By Siobhan Fogarty
A review conducted into the link between the pill and the risk of blood clots in women has led to new safety advice for medicines known as combined oral contraceptives.
The Therapeutic Goods Administration looked into thromboembolic disorders, also known as blood clot disorders, in women taking a combined hormonal contraceptive (CHC) containing ethinylestradiol and progestogen.
The TGA found that women using a CHC had an increased risk of a blood clots, which varied depending on the progestogen found in the pill.
Blood clot disorders were rare, with two cases for every 10,000 women each year, according to the TGA.
“For women who are using one of the CHCs currently available in Australia, the risk of a blood clot is increased but is still rare,” the TGA said in a statement.

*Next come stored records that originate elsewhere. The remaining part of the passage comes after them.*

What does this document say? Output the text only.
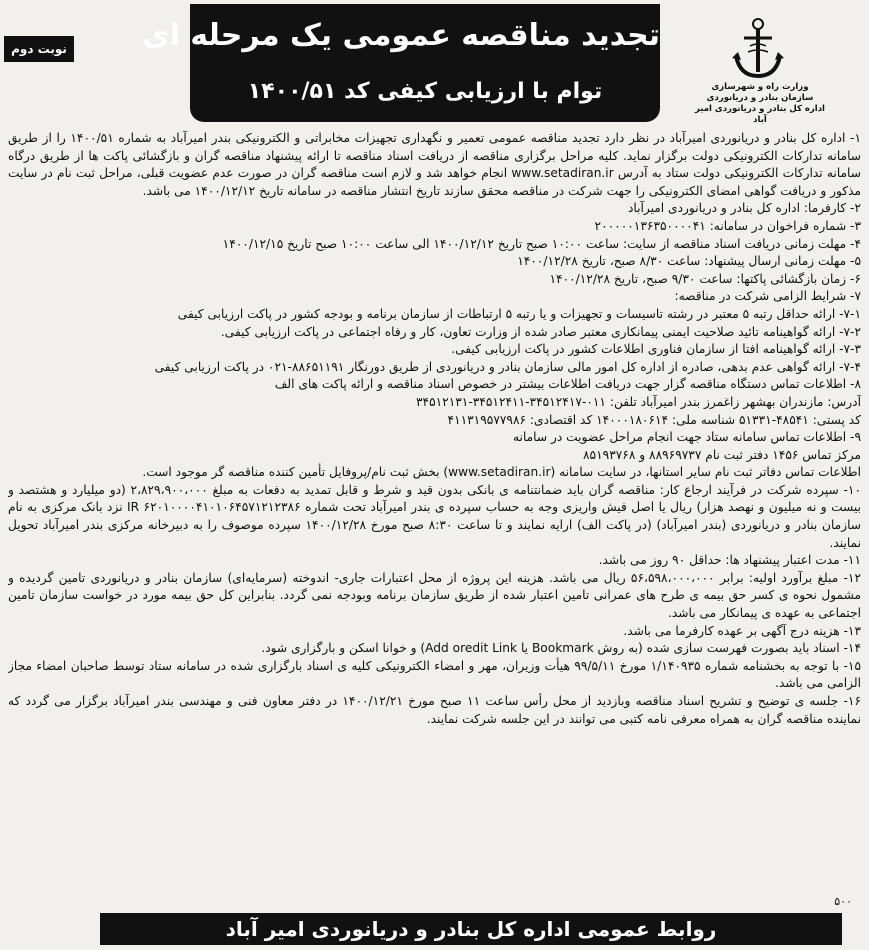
نوبت دوم	تجدید مناقصه عمومی یک مرحله ای
توام با ارزیابی کیفی کد ۱۴۰۰/۵۱	وزارت راه و شهرسازی
سازمان بنادر و دریانوردی
اداره کل بنادر و دریانوردی امیر آباد

۱- اداره کل بنادر و دریانوردی امیرآباد در نظر دارد تجدید مناقصه عمومی تعمیر و نگهداری تجهیزات مخابراتی و الکترونیکی بندر امیرآباد به شماره ۱۴۰۰/۵۱ را از طریق سامانه تدارکات الکترونیکی دولت برگزار نماید. کلیه مراحل برگزاری مناقصه از دریافت اسناد مناقصه تا ارائه پیشنهاد مناقصه گران و بازگشائی پاکت ها از طریق درگاه سامانه تدارکات الکترونیکی دولت ستاد به آدرس www.setadiran.ir انجام خواهد شد و لازم است مناقصه گران در صورت عدم عضویت قبلی، مراحل ثبت نام در سایت مذکور و دریافت گواهی امضای الکترونیکی را جهت شرکت در مناقصه محقق سازند تاریخ انتشار مناقصه در سامانه تاریخ ۱۴۰۰/۱۲/۱۲ می باشد.

۲- کارفرما: اداره کل بنادر و دریانوردی امیرآباد

۳- شماره فراخوان در سامانه: ۲۰۰۰۰۰۱۳۶۳۵۰۰۰۰۴۱

۴- مهلت زمانی دریافت اسناد مناقصه از سایت: ساعت ۱۰:۰۰ صبح تاریخ ۱۴۰۰/۱۲/۱۲ الی ساعت ۱۰:۰۰ صبح تاریخ ۱۴۰۰/۱۲/۱۵

۵- مهلت زمانی ارسال پیشنهاد: ساعت ۸/۳۰ صبح، تاریخ ۱۴۰۰/۱۲/۲۸

۶- زمان بازگشائی پاکتها: ساعت ۹/۳۰ صبح، تاریخ ۱۴۰۰/۱۲/۲۸

۷- شرایط الزامی شرکت در مناقصه:

۷-۱- ارائه حداقل رتبه ۵ معتبر در رشته تاسیسات و تجهیزات و یا رتبه ۵ ارتباطات از سازمان برنامه و بودجه کشور در پاکت ارزیابی کیفی

۷-۲- ارائه گواهینامه تائید صلاحیت ایمنی پیمانکاری معتبر صادر شده از وزارت تعاون، کار و رفاه اجتماعی در پاکت ارزیابی کیفی.

۷-۳- ارائه گواهینامه افتا از سازمان فناوری اطلاعات کشور در پاکت ارزیابی کیفی.

۷-۴- ارائه گواهی عدم بدهی، صادره از اداره کل امور مالی سازمان بنادر و دریانوردی از طریق دورنگار ۸۸۶۵۱۱۹۱-۰۲۱ در پاکت ارزیابی کیفی

۸- اطلاعات تماس دستگاه مناقصه گزار جهت دریافت اطلاعات بیشتر در خصوص اسناد مناقصه و ارائه پاکت های الف

آدرس: مازندران بهشهر زاغمرز بندر امیرآباد تلفن: ۰۱۱-۳۴۵۱۲۴۱۷-۳۴۵۱۲۴۱۱-۳۴۵۱۲۱۳۱

کد پستی: ۴۸۵۴۱-۵۱۳۳۱ شناسه ملی: ۱۴۰۰۰۱۸۰۶۱۴ کد اقتصادی: ۴۱۱۳۱۹۵۷۷۹۸۶

۹- اطلاعات تماس سامانه ستاد جهت انجام مراحل عضویت در سامانه

مرکز تماس ۱۴۵۶ دفتر ثبت نام ۸۸۹۶۹۷۳۷ و ۸۵۱۹۳۷۶۸

اطلاعات تماس دفاتر ثبت نام سایر استانها، در سایت سامانه (www.setadiran.ir) بخش ثبت نام/پروفایل تأمین کننده مناقصه گر موجود است.

۱۰- سپرده شرکت در فرآیند ارجاع کار: مناقصه گران باید ضمانتنامه ی بانکی بدون قید و شرط و قابل تمدید به دفعات به مبلغ ۲،۸۲۹،۹۰۰،۰۰۰ (دو میلیارد و هشتصد و بیست و نه میلیون و نهصد هزار) ریال یا اصل فیش واریزی وجه به حساب سپرده ی بندر امیرآباد تحت شماره IR ۶۲۰۱۰۰۰۰۴۱۰۱۰۶۴۵۷۱۲۱۲۳۸۶ نزد بانک مرکزی به نام سازمان بنادر و دریانوردی (بندر امیرآباد) (در پاکت الف) ارایه نمایند و تا ساعت ۸:۳۰ صبح مورخ ۱۴۰۰/۱۲/۲۸ سپرده موصوف را به دبیرخانه مرکزی بندر امیرآباد تحویل نمایند.

۱۱- مدت اعتبار پیشنهاد ها: حداقل ۹۰ روز می باشد.

۱۲- مبلغ برآورد اولیه: برابر ۵۶،۵۹۸،۰۰۰،۰۰۰ ریال می باشد. هزینه این پروژه از محل اعتبارات جاری- اندوخته (سرمایه‌ای) سازمان بنادر و دریانوردی تامین گردیده و مشمول نحوه ی کسر حق بیمه ی طرح های عمرانی تامین اعتبار شده از طریق سازمان برنامه وبودجه نمی گردد. بنابراین کل حق بیمه مورد در خواست سازمان تامین اجتماعی به عهده ی پیمانکار می باشد.

۱۳- هزینه درج آگهی بر عهده کارفرما می باشد.

۱۴- اسناد باید بصورت فهرست سازی شده (به روش Bookmark یا Add oredit Link) و خوانا اسکن و بارگزاری شود.

۱۵- با توجه به بخشنامه شماره ۱/۱۴۰۹۳۵ مورخ ۹۹/۵/۱۱ هیأت وزیران، مهر و امضاء الکترونیکی کلیه ی اسناد بارگزاری شده در سامانه ستاد توسط صاحبان امضاء مجاز الزامی می باشد.

۱۶- جلسه ی توضیح و تشریح اسناد مناقصه وبازدید از محل رأس ساعت ۱۱ صبح مورخ ۱۴۰۰/۱۲/۲۱ در دفتر معاون فنی و مهندسی بندر امیرآباد برگزار می گردد که نماینده مناقصه گران به همراه معرفی نامه کتبی می توانند در این جلسه شرکت نمایند.

۵۰۰
روابط عمومی اداره کل بنادر و دریانوردی امیر آباد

The review also found that the risk of arterial thromboembolism, such as stroke or heart attack, also increased but was even rarer than a blood clot.
The TGA advised the risk was likely to be increased for women with other risk factors, including those who were older than 35, those who smoked, who had a body mass index greater than 30kilograms/m2 and who had a predisposition to or family history of blood clots.
The TGA said women taking such contraceptives should not be unduly alarmed by the findings but should talk to their doctor if they exhibit any signs of blood clot disorders, the symptoms of which could be found on the TGA website.
“You are urged to discuss the benefits and risks of taking a CHC, or any other questions or concerns you have, with your health professional,” the TGA said.
It also upgraded its safety advice, suggesting product information and consumer medicines information documents for CHCs be updated regarding blood clot risk.